An electron microscopic feature that we found has been overlooked in most accounts of diabetic glomerulopathy, but was described in 1964 by Dachs et al. [21]. This was a change they called “membranous transformation”, in which the epithelial aspect and, to a lesser degree, the endothelial aspect of thick glomerular basement membranes were irregularly scalloped or studded with spike-like projections, as in our Fig. 6, and as illustrated in human diabetic glomerulopathy [22] and experimental diabetes mellitus in rats [23]. The irregularity of the projections, their scattered distribution on basement membranes, and the lack of immune deposits on immunohistological study differentiated this change from membranous nephropathy.
Four children in our series had diabetic glomerulopathy on its own, and three had diabetic glomerulopathy and IgA nephropathy. This combination has been reported in adults [3, 24, 25], and there has been speculation that IgA nephropathy is commoner in diabetic patients than in non-diabetic people [26]. We also had one child apparently with IgA nephropathy on its own. This was an example of the well-known finding of non-diabetic kidney diseases in diabetic patients, much more commonly reported in adults than in children [3, 18, 19, 24–28]. In diabetic children, minimal change nephropathy seems the commonest condition reported [19]. Clinical clues in our series that a kidney biopsy may show something other than diabetic glomerulopathy included acute kidney injury, either microscopic haematuria or chronic renal impairment with little or no proteinuria, and the nephrotic syndrome with a relatively short duration of diabetes (Table 1).
Two conditions worth special mention are (1) membranous nephropathy occurring with IgG4 antibodies to CASPR2 and LGI1, which are associated with neurological problems although an association with membranous nephropathy does not appear to have been reported previously [12], and (2) Wolcott-Rallison syndrome. In this syndrome, the most usual way in which the kidneys are affected is by episodes of acute, reversible kidney dysfunction when there is liver dysfunction [13]. Permanent structural changes in the kidney have only rarely been reported [14, 29], and in particular, diabetic glomerulopathy seems not to have been reported.

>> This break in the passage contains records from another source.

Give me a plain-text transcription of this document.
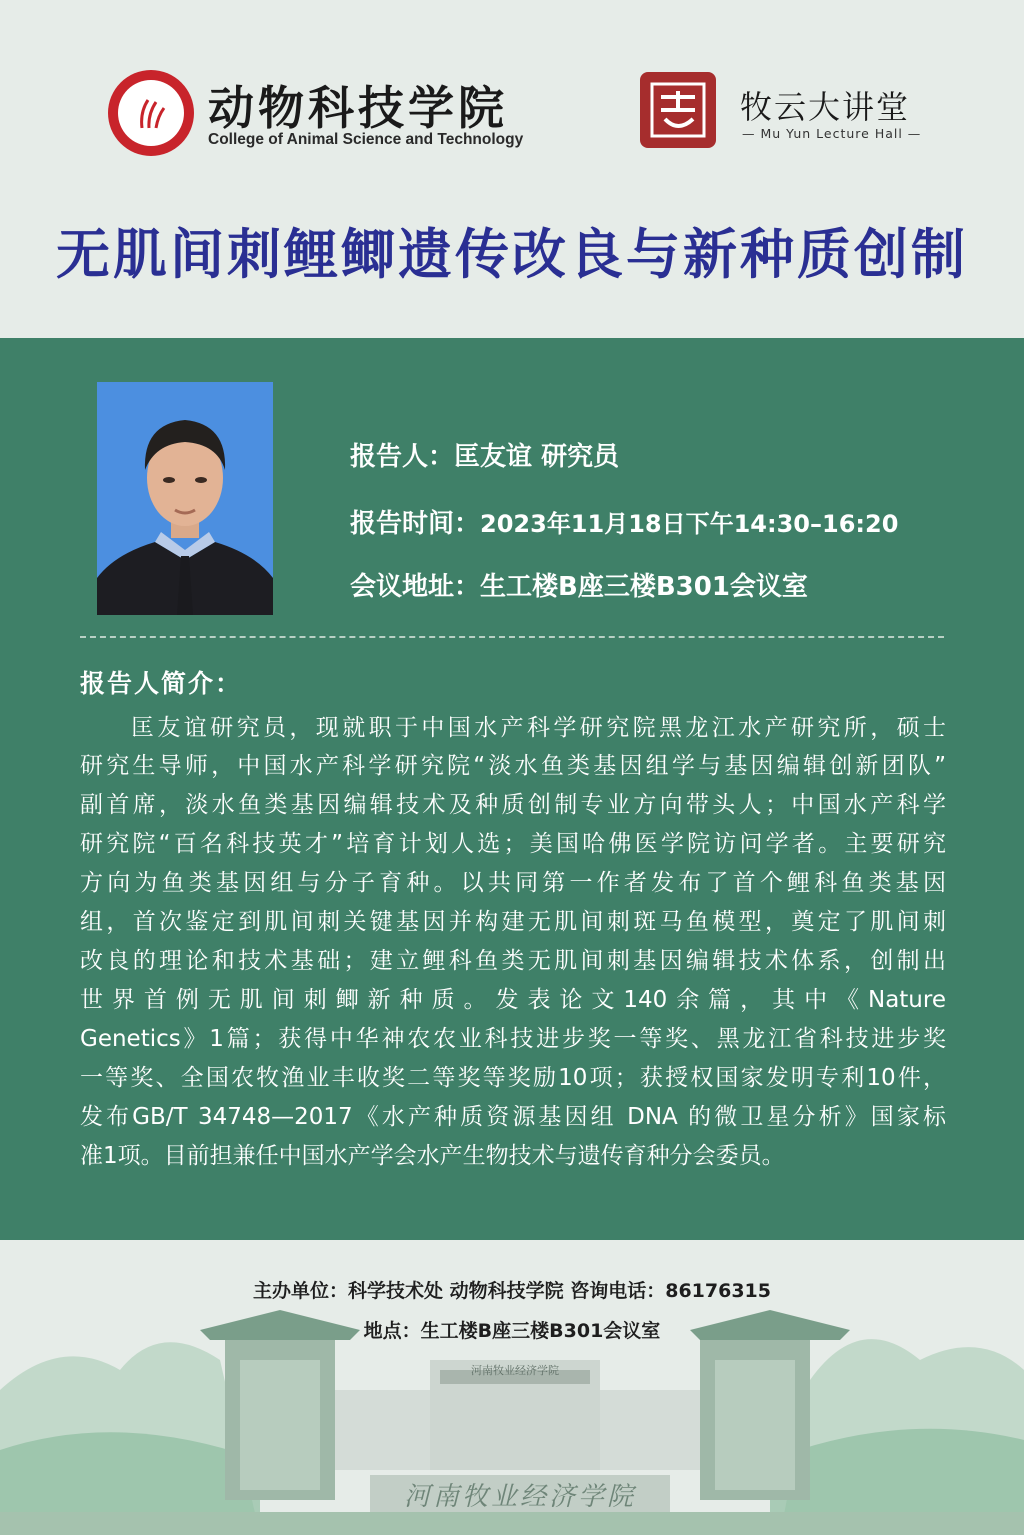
动物科技学院
College of Animal Science and Technology
牧云大讲堂
— Mu Yun Lecture Hall —
无肌间刺鲤鲫遗传改良与新种质创制
报告人：匡友谊 研究员
报告时间：2023年11月18日下午14:30–16:20
会议地址：生工楼B座三楼B301会议室
报告人简介：
匡友谊研究员，现就职于中国水产科学研究院黑龙江水产研究所，硕士
研究生导师，中国水产科学研究院“淡水鱼类基因组学与基因编辑创新团队”
副首席，淡水鱼类基因编辑技术及种质创制专业方向带头人；中国水产科学
研究院“百名科技英才”培育计划人选；美国哈佛医学院访问学者。主要研究
方向为鱼类基因组与分子育种。以共同第一作者发布了首个鲤科鱼类基因
组，首次鉴定到肌间刺关键基因并构建无肌间刺斑马鱼模型，奠定了肌间刺
改良的理论和技术基础；建立鲤科鱼类无肌间刺基因编辑技术体系，创制出
世界首例无肌间刺鲫新种质。发表论文140余篇，其中《Nature
Genetics》1篇；获得中华神农农业科技进步奖一等奖、黑龙江省科技进步奖
一等奖、全国农牧渔业丰收奖二等奖等奖励10项；获授权国家发明专利10件，
发布GB/T 34748—2017《水产种质资源基因组 DNA 的微卫星分析》国家标
准1项。目前担兼任中国水产学会水产生物技术与遗传育种分会委员。
河南牧业经济学院
河南牧业经济学院
主办单位：科学技术处 动物科技学院 咨询电话：86176315
地点：生工楼B座三楼B301会议室
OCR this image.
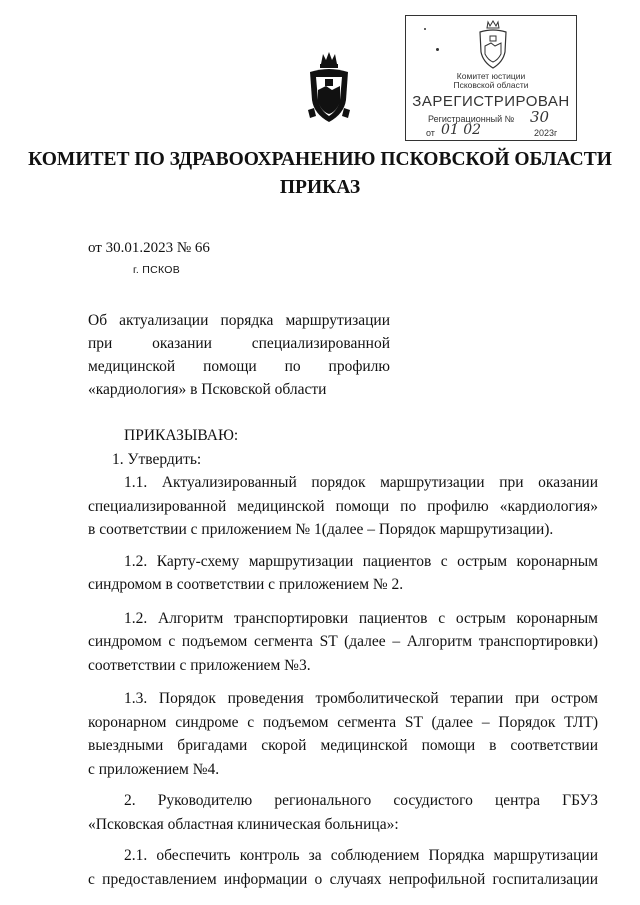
Комитет юстиции
Псковской области
ЗАРЕГИСТРИРОВАН
Регистрационный № 30
от 01 02	2023г
КОМИТЕТ ПО ЗДРАВООХРАНЕНИЮ ПСКОВСКОЙ ОБЛАСТИ
ПРИКАЗ
от 30.01.2023 № 66
г. ПСКОВ
Об актуализации порядка маршрутизации
при оказании специализированной
медицинской помощи по профилю
«кардиология» в Псковской области
ПРИКАЗЫВАЮ:
1. Утвердить:
1.1. Актуализированный порядок маршрутизации при оказании
специализированной медицинской помощи по профилю «кардиология»
в соответствии с приложением № 1(далее – Порядок маршрутизации).
1.2. Карту-схему маршрутизации пациентов с острым коронарным
синдромом в соответствии с приложением № 2.
1.2. Алгоритм транспортировки пациентов с острым коронарным
синдромом с подъемом сегмента ST (далее – Алгоритм транспортировки)
соответствии с приложением №3.
1.3. Порядок проведения тромболитической терапии при остром
коронарном синдроме с подъемом сегмента ST (далее – Порядок ТЛТ)
выездными бригадами скорой медицинской помощи в соответствии
с приложением №4.
2. Руководителю регионального сосудистого центра ГБУЗ
«Псковская областная клиническая больница»:
2.1. обеспечить контроль за соблюдением Порядка маршрутизации
с предоставлением информации о случаях непрофильной госпитализации
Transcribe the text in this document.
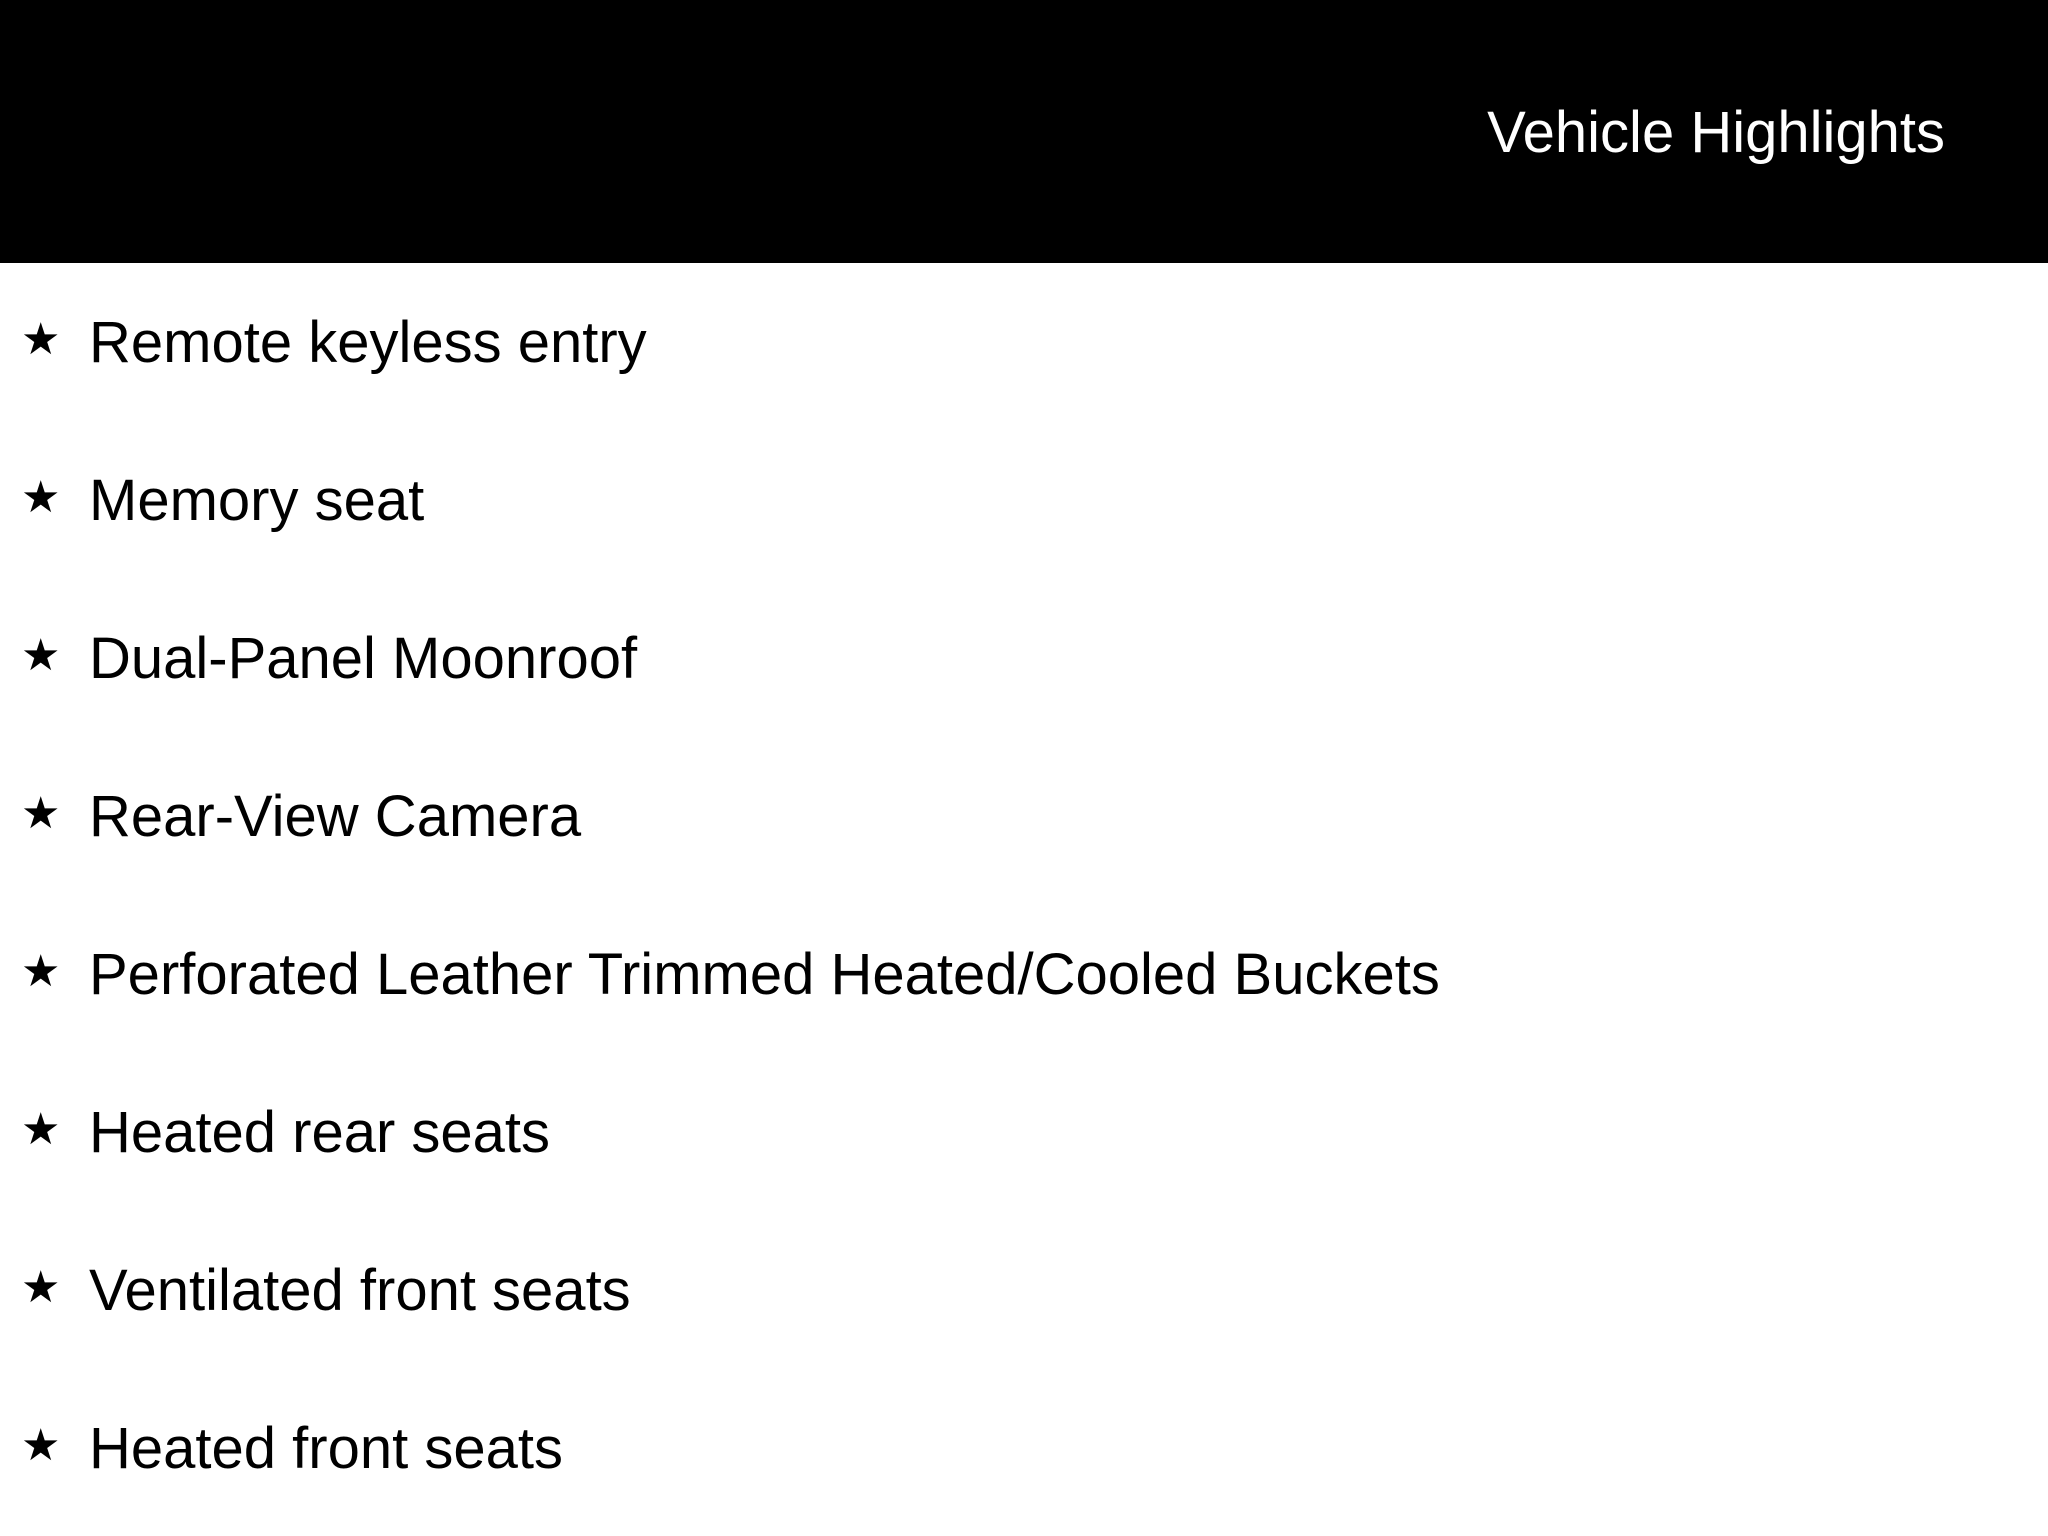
Vehicle Highlights
★ Remote keyless entry
★ Memory seat
★ Dual-Panel Moonroof
★ Rear-View Camera
★ Perforated Leather Trimmed Heated/Cooled Buckets
★ Heated rear seats
★ Ventilated front seats
★ Heated front seats
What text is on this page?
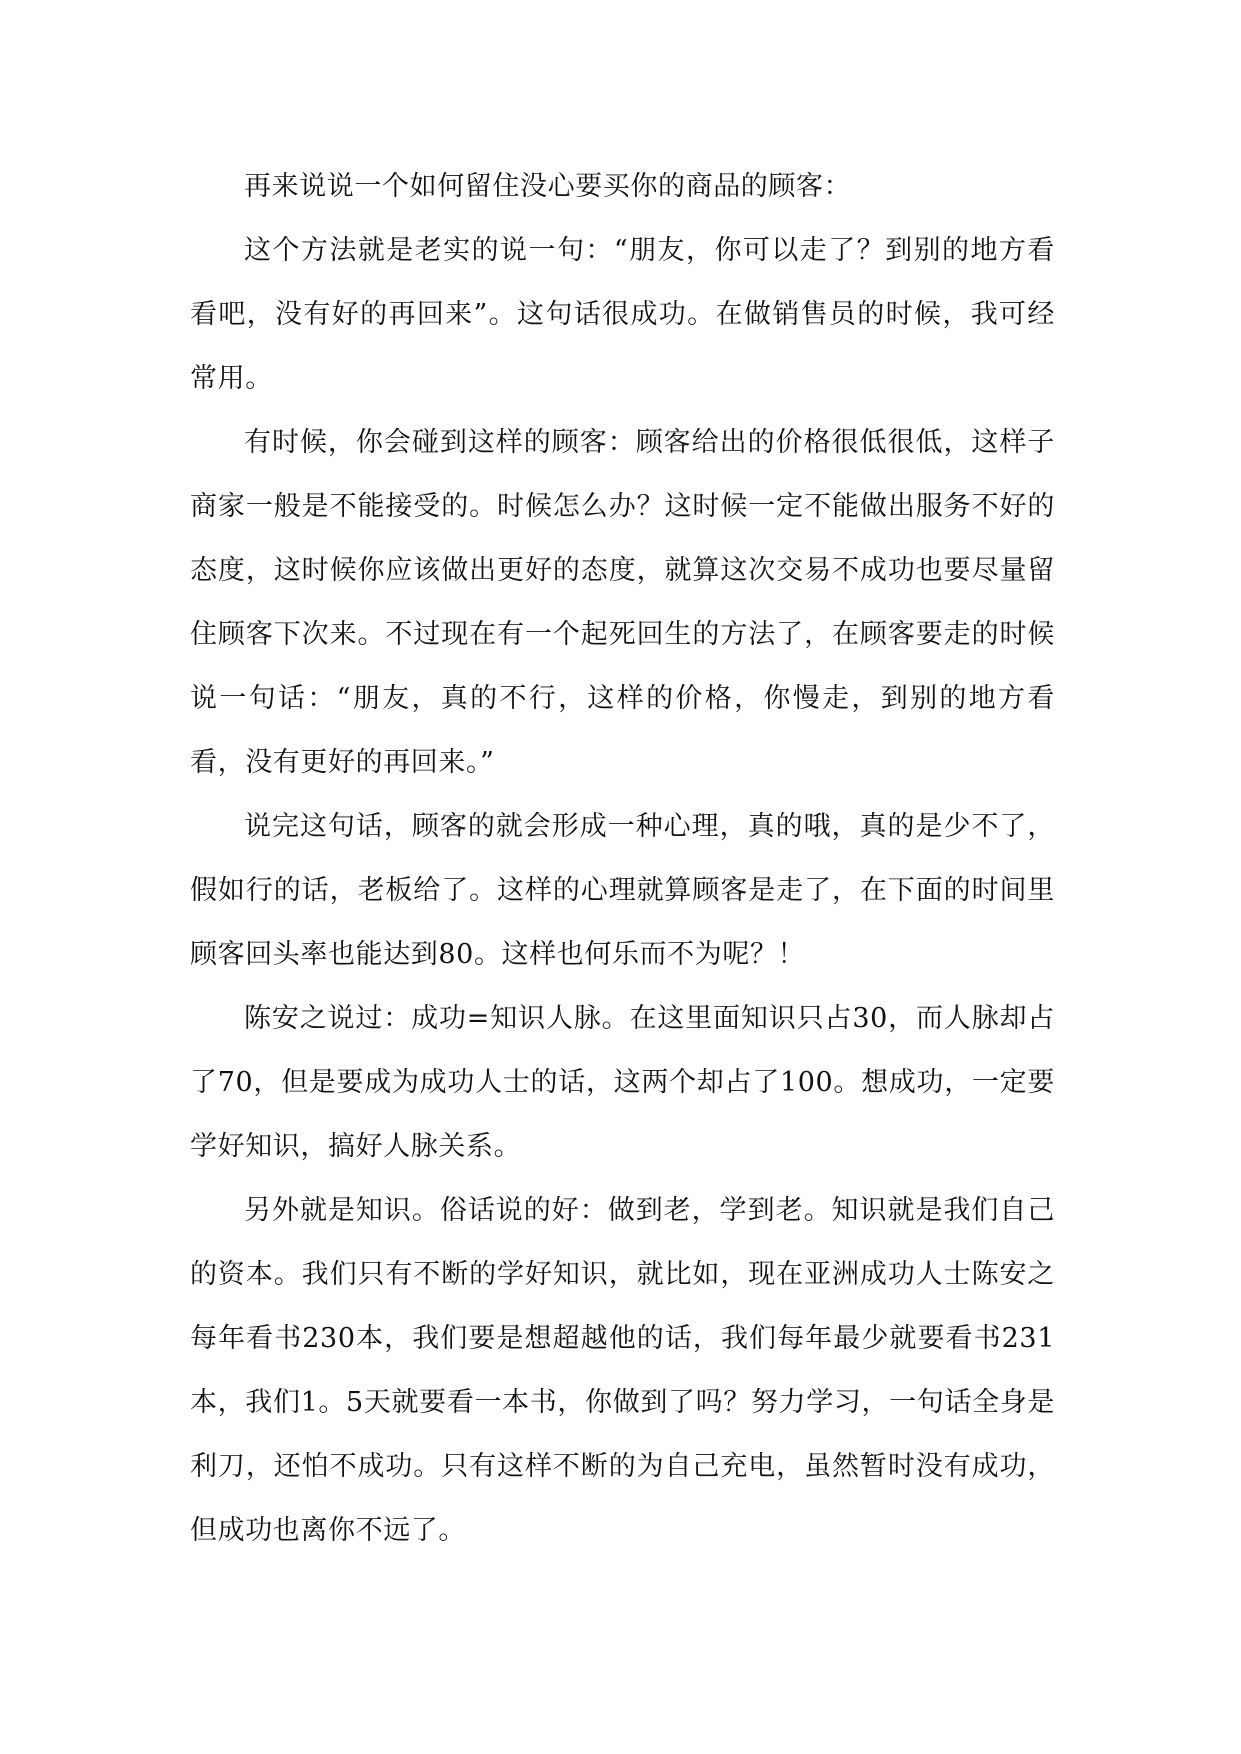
再来说说一个如何留住没心要买你的商品的顾客：

这个方法就是老实的说一句：“朋友，你可以走了？到别的地方看看吧，没有好的再回来”。这句话很成功。在做销售员的时候，我可经常用。

有时候，你会碰到这样的顾客：顾客给出的价格很低很低，这样子商家一般是不能接受的。时候怎么办？这时候一定不能做出服务不好的态度，这时候你应该做出更好的态度，就算这次交易不成功也要尽量留住顾客下次来。不过现在有一个起死回生的方法了，在顾客要走的时候说一句话：“朋友，真的不行，这样的价格，你慢走，到别的地方看看，没有更好的再回来。”

说完这句话，顾客的就会形成一种心理，真的哦，真的是少不了，假如行的话，老板给了。这样的心理就算顾客是走了，在下面的时间里顾客回头率也能达到80。这样也何乐而不为呢？！

陈安之说过：成功=知识人脉。在这里面知识只占30，而人脉却占了70，但是要成为成功人士的话，这两个却占了100。想成功，一定要学好知识，搞好人脉关系。

另外就是知识。俗话说的好：做到老，学到老。知识就是我们自己的资本。我们只有不断的学好知识，就比如，现在亚洲成功人士陈安之每年看书230本，我们要是想超越他的话，我们每年最少就要看书231本，我们1。5天就要看一本书，你做到了吗？努力学习，一句话全身是利刀，还怕不成功。只有这样不断的为自己充电，虽然暂时没有成功，但成功也离你不远了。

Changes identical with diabetic glomerulopathy in children not known to be diabetic were found in two children with cystic fibrosis, one previously reported [15]. Similar findings were reported by others in adults [30, 31]. The explanation is not known, but the difficulty of diagnosis or exclusion of diabetes mellitus in cystic fibrosis has been stressed [32]. For example, glucose tolerance tests that gave diabetic or impaired findings in some patients could be normal when repeated and vice versa, and hyperglycaemic symptoms, fasting plasma glucose concentrations, and HbA1c concentrations were unreliable indicators of diabetes mellitus in cystic fibrosis [32].
We have shown that (1) overt diabetic glomerulopathy either on its own or combined with IgA nephropathy can be found in children, but is rare; (2) kidney disorders other than diabetic glomerulopathy can be found in children with type 1 diabetes mellitus; and (3) changes apparently identical with diabetic glomerulopathy can be found in children with cystic fibrosis who are not diagnosed to have diabetes mellitus.